TTG Italia - «È solo una questione contrattuale»
“Ognuno ha contratti in valuta diversa, ognuno fa storia a sè”. Il presidente di Astoi, Roberto Corbella, prende atto di una situazione dai contorni non propriamente netti: i tour operator possono decidere in maniera autonoma se applicare o meno adeguamenti, e in quale percentuale attuare la misura. Certo, la forte fluttuazione valutaria non sta facilitando le cose, e la situazione sembra complicarsi quotidianamente.
Le posizioni, all’interno dell’associazione confindustriale, sono differenti. “Alcuni hanno scelto di non ritoccare i prezzi per non complicarsi la vita e la contabilità- riferisce Corbella -. Sui rialzi, invece, si può arrivare sino al 50 per cento. Sono tante le ragioni che incidono sulle decisioni”.
In termini di destinazioni, a subire di più l’effetto dollaro sono, ovviamente, gli Stati Uniti ma anche alcune destinazioni asiatiche. “È ancora prestoper dire quali sono le mete che stanno soffrendo maggiormente” puntualizza Corbella, che sulle previsioni simostra cauto: “Ci sono molti problemi non facili da affrontare, e bisogna cavalcare questo fatto con prudenza, cercando, caso mai - esorta il presidente Astoi - di lanciare iniziative per stimolare di continuo il mercato”.

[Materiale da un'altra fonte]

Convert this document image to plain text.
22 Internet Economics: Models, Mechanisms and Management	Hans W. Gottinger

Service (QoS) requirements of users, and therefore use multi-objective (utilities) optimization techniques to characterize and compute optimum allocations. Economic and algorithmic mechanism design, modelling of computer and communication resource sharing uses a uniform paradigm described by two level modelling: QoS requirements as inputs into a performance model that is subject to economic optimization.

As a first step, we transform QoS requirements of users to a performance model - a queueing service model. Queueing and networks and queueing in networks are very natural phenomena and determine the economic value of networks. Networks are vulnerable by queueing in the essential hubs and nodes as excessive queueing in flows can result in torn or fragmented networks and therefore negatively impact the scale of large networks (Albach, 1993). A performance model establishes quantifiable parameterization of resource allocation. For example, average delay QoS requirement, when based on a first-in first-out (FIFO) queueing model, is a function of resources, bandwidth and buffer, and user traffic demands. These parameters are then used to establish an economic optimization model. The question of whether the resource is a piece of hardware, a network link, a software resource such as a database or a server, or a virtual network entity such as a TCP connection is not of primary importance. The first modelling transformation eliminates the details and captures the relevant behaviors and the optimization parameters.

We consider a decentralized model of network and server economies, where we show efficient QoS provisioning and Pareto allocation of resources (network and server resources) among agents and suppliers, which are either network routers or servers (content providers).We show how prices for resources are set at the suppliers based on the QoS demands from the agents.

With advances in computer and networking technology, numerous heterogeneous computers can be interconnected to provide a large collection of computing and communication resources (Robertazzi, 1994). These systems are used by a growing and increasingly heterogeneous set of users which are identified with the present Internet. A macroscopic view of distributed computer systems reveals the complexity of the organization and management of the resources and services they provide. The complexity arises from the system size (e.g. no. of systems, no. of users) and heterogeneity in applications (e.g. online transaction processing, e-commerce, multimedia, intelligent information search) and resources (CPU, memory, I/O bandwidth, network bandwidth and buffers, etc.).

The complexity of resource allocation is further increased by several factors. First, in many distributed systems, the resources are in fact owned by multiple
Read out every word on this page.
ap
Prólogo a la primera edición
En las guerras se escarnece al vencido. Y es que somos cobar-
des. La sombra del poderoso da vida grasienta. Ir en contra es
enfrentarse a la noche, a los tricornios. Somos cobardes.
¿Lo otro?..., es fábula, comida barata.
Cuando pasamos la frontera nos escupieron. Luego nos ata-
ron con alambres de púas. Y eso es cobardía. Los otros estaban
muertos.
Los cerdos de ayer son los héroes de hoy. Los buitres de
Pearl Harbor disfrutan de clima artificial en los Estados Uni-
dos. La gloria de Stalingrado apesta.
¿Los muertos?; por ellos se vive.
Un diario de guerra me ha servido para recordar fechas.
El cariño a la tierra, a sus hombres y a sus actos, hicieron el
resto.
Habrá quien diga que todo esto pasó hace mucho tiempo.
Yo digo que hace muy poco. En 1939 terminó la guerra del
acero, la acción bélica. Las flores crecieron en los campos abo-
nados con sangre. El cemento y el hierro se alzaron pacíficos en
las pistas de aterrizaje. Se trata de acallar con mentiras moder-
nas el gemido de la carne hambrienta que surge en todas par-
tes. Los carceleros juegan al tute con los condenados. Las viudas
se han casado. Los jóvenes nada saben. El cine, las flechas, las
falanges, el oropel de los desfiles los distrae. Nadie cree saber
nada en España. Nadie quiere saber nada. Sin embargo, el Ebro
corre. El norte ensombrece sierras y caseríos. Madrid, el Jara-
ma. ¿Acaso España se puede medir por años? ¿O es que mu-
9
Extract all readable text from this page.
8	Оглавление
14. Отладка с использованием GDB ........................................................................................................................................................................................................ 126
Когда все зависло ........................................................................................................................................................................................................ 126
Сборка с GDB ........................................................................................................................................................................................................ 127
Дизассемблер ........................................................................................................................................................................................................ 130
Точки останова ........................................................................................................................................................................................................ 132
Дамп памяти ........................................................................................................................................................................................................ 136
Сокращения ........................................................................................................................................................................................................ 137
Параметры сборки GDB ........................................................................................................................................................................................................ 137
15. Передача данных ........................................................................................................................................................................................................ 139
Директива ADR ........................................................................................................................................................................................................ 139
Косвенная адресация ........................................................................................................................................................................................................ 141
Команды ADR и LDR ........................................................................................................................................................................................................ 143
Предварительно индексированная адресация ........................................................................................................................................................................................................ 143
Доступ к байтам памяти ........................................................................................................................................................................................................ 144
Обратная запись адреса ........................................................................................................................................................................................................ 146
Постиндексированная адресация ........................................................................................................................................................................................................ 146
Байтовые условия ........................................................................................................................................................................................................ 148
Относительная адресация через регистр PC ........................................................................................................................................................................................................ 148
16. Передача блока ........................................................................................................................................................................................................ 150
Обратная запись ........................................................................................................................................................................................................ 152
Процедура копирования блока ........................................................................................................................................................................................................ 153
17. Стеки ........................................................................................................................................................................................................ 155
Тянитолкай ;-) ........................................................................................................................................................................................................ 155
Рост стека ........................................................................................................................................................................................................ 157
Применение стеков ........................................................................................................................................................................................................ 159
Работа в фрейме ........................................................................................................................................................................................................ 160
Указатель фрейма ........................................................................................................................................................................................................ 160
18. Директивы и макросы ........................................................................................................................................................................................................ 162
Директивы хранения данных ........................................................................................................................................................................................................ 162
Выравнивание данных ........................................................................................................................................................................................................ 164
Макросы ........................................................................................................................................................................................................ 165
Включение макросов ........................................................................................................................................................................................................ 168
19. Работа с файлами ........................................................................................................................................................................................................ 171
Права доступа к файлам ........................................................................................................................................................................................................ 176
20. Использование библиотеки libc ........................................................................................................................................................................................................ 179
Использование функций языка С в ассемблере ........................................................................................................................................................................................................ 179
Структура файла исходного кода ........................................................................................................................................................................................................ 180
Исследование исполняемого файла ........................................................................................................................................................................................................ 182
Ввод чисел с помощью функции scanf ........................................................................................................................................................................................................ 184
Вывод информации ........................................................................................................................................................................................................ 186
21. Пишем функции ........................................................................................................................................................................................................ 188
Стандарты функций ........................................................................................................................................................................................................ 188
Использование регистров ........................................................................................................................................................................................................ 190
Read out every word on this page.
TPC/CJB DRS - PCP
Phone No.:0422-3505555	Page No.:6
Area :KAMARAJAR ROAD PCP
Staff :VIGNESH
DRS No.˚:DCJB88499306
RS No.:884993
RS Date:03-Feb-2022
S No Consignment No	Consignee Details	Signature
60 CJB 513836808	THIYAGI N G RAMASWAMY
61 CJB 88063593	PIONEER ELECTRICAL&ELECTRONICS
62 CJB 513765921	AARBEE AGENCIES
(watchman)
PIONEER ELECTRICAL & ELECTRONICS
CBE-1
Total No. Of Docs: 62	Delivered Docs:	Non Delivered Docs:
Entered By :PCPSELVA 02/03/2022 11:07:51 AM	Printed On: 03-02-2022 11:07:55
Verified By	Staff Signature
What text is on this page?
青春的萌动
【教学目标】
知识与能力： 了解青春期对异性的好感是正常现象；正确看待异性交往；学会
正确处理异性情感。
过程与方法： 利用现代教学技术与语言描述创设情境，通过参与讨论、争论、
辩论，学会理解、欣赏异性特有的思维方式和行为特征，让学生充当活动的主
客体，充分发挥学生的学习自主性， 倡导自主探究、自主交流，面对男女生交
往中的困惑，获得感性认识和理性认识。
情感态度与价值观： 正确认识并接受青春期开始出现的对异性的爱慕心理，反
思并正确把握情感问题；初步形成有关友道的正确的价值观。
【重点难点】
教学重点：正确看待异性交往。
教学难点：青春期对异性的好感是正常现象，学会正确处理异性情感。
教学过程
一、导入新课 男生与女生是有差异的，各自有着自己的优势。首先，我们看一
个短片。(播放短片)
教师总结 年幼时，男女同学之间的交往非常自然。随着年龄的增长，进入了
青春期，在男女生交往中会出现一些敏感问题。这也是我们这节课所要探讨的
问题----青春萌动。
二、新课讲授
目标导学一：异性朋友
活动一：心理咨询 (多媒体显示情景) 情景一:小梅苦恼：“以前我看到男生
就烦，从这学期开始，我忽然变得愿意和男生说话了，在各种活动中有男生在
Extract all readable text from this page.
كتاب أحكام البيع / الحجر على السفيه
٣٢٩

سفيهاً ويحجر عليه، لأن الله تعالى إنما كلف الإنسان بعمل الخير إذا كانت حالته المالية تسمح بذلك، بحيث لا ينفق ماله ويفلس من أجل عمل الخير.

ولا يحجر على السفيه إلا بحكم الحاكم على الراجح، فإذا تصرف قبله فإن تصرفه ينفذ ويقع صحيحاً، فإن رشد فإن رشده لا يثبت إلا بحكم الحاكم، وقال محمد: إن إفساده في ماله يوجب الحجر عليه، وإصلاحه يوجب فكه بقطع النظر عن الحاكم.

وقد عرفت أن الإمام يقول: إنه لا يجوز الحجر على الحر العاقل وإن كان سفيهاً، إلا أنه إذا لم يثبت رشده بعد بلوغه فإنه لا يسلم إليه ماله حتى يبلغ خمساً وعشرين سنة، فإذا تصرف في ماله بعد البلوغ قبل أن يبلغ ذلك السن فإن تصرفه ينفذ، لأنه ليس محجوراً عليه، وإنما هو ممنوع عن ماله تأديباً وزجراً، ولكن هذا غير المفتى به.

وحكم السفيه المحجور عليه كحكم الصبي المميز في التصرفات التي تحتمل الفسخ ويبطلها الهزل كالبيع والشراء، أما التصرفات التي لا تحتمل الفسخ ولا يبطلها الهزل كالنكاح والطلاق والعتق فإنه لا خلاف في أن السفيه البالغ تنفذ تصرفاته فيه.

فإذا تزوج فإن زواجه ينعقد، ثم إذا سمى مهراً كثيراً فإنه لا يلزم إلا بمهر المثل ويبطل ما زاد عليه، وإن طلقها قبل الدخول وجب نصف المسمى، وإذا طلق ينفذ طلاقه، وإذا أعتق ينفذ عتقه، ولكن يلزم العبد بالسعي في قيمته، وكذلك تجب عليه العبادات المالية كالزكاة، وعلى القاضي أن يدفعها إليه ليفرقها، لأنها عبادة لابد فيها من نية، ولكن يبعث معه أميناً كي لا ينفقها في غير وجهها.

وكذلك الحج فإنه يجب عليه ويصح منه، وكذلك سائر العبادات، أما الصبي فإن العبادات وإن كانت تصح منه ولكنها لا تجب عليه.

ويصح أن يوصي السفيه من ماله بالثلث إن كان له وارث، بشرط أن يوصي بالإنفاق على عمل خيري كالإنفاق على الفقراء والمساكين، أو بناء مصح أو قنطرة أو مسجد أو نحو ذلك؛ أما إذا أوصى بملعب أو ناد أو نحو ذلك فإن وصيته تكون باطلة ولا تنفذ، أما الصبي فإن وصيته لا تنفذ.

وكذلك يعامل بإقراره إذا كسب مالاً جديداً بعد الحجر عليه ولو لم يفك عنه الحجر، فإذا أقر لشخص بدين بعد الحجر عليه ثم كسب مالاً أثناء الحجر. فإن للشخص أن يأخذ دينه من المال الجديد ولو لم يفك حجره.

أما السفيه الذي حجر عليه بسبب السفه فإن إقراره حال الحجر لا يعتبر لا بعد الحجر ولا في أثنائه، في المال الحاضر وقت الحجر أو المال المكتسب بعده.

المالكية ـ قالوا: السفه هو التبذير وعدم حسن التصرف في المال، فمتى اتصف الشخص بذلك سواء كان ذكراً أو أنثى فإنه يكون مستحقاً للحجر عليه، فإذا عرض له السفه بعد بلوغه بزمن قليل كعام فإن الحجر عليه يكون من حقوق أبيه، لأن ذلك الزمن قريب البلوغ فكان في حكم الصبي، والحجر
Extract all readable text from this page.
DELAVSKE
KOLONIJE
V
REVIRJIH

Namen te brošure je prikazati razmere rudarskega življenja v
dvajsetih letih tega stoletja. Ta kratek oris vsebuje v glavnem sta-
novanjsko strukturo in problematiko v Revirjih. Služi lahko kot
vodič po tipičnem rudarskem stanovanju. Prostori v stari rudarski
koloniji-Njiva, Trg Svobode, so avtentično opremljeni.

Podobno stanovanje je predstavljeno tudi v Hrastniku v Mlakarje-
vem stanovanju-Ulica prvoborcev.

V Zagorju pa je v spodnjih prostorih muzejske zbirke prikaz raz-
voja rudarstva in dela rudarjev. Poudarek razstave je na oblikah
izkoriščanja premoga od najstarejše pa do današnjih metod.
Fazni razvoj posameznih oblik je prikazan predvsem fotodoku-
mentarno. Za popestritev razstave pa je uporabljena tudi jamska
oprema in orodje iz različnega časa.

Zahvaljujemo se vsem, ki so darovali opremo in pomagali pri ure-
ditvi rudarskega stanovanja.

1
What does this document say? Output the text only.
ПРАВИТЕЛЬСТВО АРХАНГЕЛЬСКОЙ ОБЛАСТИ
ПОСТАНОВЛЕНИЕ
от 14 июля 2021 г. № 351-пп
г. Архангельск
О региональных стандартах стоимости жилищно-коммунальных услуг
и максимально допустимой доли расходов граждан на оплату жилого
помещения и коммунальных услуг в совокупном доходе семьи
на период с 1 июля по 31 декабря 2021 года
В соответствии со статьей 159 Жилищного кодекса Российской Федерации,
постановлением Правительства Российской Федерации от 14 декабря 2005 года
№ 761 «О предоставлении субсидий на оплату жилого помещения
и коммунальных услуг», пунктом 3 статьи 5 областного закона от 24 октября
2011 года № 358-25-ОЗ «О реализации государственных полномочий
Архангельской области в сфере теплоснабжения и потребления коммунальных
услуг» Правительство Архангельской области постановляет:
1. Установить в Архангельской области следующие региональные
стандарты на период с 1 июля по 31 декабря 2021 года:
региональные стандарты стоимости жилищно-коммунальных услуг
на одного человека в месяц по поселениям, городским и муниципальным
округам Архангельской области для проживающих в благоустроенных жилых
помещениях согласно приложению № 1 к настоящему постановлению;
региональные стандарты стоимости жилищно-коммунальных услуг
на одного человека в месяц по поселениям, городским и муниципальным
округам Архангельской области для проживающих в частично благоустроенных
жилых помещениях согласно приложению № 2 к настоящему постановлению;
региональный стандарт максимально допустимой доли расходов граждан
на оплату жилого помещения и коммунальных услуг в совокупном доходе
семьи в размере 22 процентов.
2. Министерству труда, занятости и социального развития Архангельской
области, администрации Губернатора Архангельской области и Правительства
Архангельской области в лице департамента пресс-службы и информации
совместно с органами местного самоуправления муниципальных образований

Nessuna posizione associativa sull'adeguamento dollaro: anche gli operatori di Federviaggio fanno scelte individuali. “Chi ha pubblicato un catalogo in cui è espressa chiaramente che è prevista la possibilità di ritocco delle tariffe - spiega Alberto Corti, direttore dell'associazione di filiera in capo a Confturismo -, allora può avvalersi di questa facoltà. Si tratta più di un fatto automatico che non di una scelta”. Una questione, dunque, puramente contrattuale.